Genuinely strange episode starts off confusingly, and by the time things are cleared up it’s ridiculously farfetched. Tons of plot holes and unanswered questions, including: Why doesn’t Angela just tell the Angels what she’s about to do, as she’s not being extorted or evidently brainwashed (or maybe she is; the script isn’t clear). Why do the baddies even need her, as Glover (the caller and in-on-the-scheme pilot) seems to be doing everything himself (and no, I’m not buying the debrief explanation that he can play the victimized pilot as a cover and live free the rest of his life)? And what of the scheme – stealing the plane, not for any kind of smuggled or stolen cargo but for its equipment? Huh? What the hell kind of windfall will that yield? 

It really boils down to the fact that airline stewardesses were quite popular on TV during this era – CBS was about to have a show about that very topic called Flying High – as was airline suspense, thanks to the Airport movies (The Incredible Hulk would air a similarly-plotted episode. “747,” the following Spring). Granted, the Angels, and fellow stewardesses. do look good I their uniforms, but in between all the eye candy we oughta have a credible storyline.

But credible storylines seem to be the main casualty of the show so far this season, and it doesn’t help that, thanks to Airplane!, it’s nearly impossible to watch any 70s show or movie about a civilian trying to land a jet while maintaining a straight face.
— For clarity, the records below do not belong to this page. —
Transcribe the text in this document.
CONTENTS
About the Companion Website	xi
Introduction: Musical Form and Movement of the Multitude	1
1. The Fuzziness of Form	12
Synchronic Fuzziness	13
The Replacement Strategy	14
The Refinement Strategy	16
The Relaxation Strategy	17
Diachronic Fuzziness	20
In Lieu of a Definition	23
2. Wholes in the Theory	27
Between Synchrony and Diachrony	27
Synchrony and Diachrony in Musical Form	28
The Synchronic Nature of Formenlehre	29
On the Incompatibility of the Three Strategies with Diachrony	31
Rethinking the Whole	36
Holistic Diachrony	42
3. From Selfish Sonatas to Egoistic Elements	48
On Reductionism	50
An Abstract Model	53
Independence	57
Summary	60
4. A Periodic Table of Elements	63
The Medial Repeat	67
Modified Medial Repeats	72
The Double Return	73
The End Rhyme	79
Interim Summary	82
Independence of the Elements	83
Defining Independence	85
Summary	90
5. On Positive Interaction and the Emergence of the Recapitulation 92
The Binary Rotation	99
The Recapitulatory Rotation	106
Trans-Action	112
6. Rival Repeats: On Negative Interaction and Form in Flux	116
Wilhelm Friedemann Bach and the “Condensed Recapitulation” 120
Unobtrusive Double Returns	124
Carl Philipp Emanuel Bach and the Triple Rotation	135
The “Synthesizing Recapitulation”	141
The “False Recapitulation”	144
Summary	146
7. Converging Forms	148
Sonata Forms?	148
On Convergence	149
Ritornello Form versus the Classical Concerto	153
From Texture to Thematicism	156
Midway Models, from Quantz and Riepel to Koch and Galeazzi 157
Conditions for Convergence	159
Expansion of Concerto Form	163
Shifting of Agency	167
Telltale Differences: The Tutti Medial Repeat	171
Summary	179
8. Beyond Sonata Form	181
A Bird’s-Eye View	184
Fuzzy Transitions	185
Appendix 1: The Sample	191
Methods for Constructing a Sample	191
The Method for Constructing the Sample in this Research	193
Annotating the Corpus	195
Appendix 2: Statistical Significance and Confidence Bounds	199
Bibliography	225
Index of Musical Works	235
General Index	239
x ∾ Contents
Alright, I’ll try to find something positive: Fawne Harriman, as Angela, was pretty good, playing the part with quirky insecurity and an empathy-electing helplessness over being caught between a rock and a hard place (although it still fees like contrived situation).

There, one good thing, but overall a pretty stinko entry.

Client: Angela

Plot difficulty level: 6 (but typically info-heavy at the beginning and end) 

Rating:  **

1 comment:

Anonymous said...

To answer a couple of your questions: Angela is afraid to tell the Angels what is going on after her friend's murder because the caller has threatened to kill someone else if she doesn't comply (and she believes no one will be harmed in the hijacking plot itself). And the plane's equipment is valuable because it includes the fancy new proprietary autopilot tech.